Häufig gestellte Fragen (FAQ)
- Was ist ein Baseboard Management Controller (BMC)?
- Ein BMC ist ein spezialisierter Prozessor auf der Hauptplatine eines Servers oder Geräts, der dessen physischen Zustand (Temperatur, Spannung etc.) unabhängig vom Hauptsystem überwacht und Fernverwaltungsfunktionen ermöglicht.
- Wofür wird die Software von BMC Software Inc. verwendet?
- Die Software von BMC Software Inc. wird für das IT-Management in Unternehmen eingesetzt. Sie umfasst Lösungen für Automatisierung, Service-Management (wie Remedy ITSM), Workflow-Orchestrierung (Control-M), AIOps und Sicherheit, um eine effiziente und autonome IT zu ermöglichen.

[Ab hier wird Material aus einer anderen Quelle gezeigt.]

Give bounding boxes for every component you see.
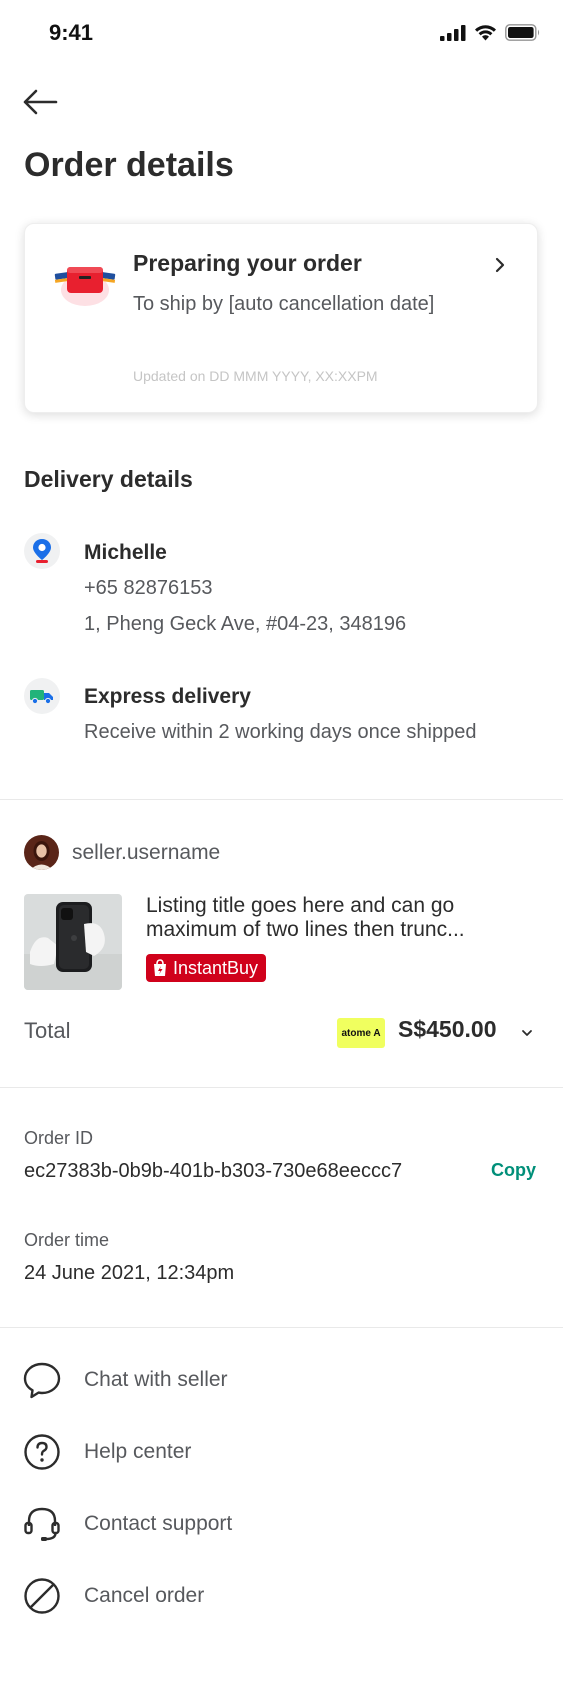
delivery-truck-icon bbox=[24, 678, 60, 714]
chevron-right-icon bbox=[495, 257, 505, 273]
chat-bubble-icon bbox=[23, 1362, 61, 1399]
seller-username[interactable]: seller.username bbox=[72, 841, 220, 865]
wifi-icon bbox=[475, 25, 496, 41]
divider bbox=[0, 1087, 563, 1088]
chat-with-seller-button[interactable]: Chat with seller bbox=[0, 1352, 563, 1408]
chat-with-seller-label: Chat with seller bbox=[84, 1368, 228, 1391]
order-status-updated: Updated on DD MMM YYYY, XX:XXPM bbox=[133, 368, 378, 384]
back-button[interactable] bbox=[22, 84, 62, 120]
product-thumbnail[interactable] bbox=[24, 894, 122, 990]
cancel-order-label: Cancel order bbox=[84, 1584, 205, 1607]
recipient-phone: +65 82876153 bbox=[84, 577, 213, 599]
help-center-button[interactable]: Help center bbox=[0, 1424, 563, 1480]
order-id-label: Order ID bbox=[24, 1128, 94, 1148]
divider bbox=[0, 799, 563, 800]
cellular-signal-icon bbox=[440, 24, 466, 41]
arrow-left-icon bbox=[23, 89, 58, 115]
total-label: Total bbox=[24, 1018, 71, 1043]
cancel-order-button[interactable]: Cancel order bbox=[0, 1568, 563, 1624]
chevron-down-icon[interactable] bbox=[521, 1028, 533, 1038]
recipient-address: 1, Pheng Geck Ave, #04-23, 348196 bbox=[84, 613, 407, 635]
package-icon bbox=[54, 267, 116, 306]
question-circle-icon bbox=[24, 1434, 60, 1470]
location-pin-icon bbox=[24, 533, 60, 569]
instantbuy-label: InstantBuy bbox=[173, 957, 259, 978]
delivery-method-description: Receive within 2 working days once shipp… bbox=[84, 721, 477, 743]
order-status-title: Preparing your order bbox=[133, 250, 362, 276]
status-bar: 9:41 bbox=[0, 0, 563, 70]
delivery-method-title: Express delivery bbox=[84, 685, 251, 708]
status-icons bbox=[440, 24, 541, 41]
battery-icon bbox=[505, 24, 540, 41]
help-center-label: Help center bbox=[84, 1440, 192, 1463]
order-time-value: 24 June 2021, 12:34pm bbox=[24, 1262, 235, 1284]
cancel-circle-icon bbox=[24, 1578, 60, 1614]
contact-support-label: Contact support bbox=[84, 1512, 233, 1535]
delivery-details-heading: Delivery details bbox=[24, 466, 193, 492]
order-status-subtitle: To ship by [auto cancellation date] bbox=[133, 293, 435, 315]
recipient-name: Michelle bbox=[84, 541, 167, 564]
total-amount[interactable]: S$450.00 bbox=[398, 1016, 496, 1043]
order-id-value: ec27383b-0b9b-401b-b303-730e68eeccc7 bbox=[24, 1160, 403, 1182]
status-time: 9:41 bbox=[49, 20, 94, 45]
page-title: Order details bbox=[24, 146, 234, 184]
contact-support-button[interactable]: Contact support bbox=[0, 1496, 563, 1552]
order-time-label: Order time bbox=[24, 1230, 110, 1250]
copy-order-id-button[interactable]: Copy bbox=[491, 1160, 536, 1181]
seller-avatar[interactable] bbox=[24, 835, 59, 870]
divider bbox=[0, 1327, 563, 1328]
product-title[interactable]: Listing title goes here and can go maxim… bbox=[146, 894, 516, 942]
lightning-bag-icon bbox=[154, 959, 166, 976]
instantbuy-badge: InstantBuy bbox=[146, 954, 267, 982]
headset-icon bbox=[24, 1507, 60, 1541]
atome-payment-badge: atome A bbox=[337, 1018, 385, 1048]
order-status-card[interactable]: Preparing your order To ship by [auto ca… bbox=[24, 223, 538, 413]
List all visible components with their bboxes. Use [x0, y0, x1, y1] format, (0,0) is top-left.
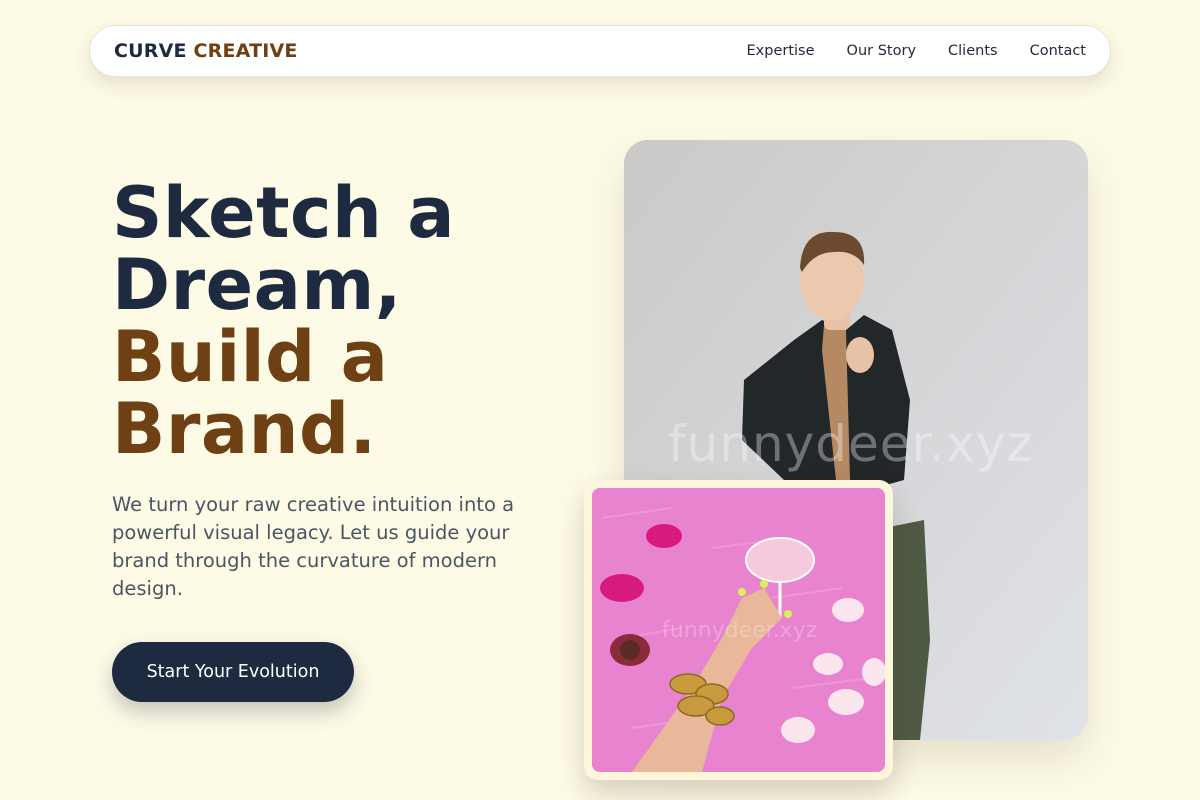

- Was ist BMC Remedy ITSM?
- BMC Remedy ITSM ist ein Produkt von BMC Software Inc., das ein IT Service Management Tool ist. Es automatisiert ITIL-Prozesse und wird häufig für das Management von Service-Tickets (Incidents, Anfragen etc.) verwendet.
- Kann ich ein System mit BMC fernsteuern?
- Ja, die Hauptfunktion eines Baseboard Management Controllers ist die Ermöglichung der Fernüberwachung und -verwaltung, einschließlich Aktionen wie Neustart oder Ein-/Ausschalten, auch wenn das Hauptsystem nicht reagiert.
- Ist BMC Software Inc. ein börsennotiertes Unternehmen?
- Nein, laut den vorliegenden Informationen wurde BMC Software Inc. im Jahr 2013 privatisiert und ist seitdem nicht mehr öffentlich an der Börse gelistet.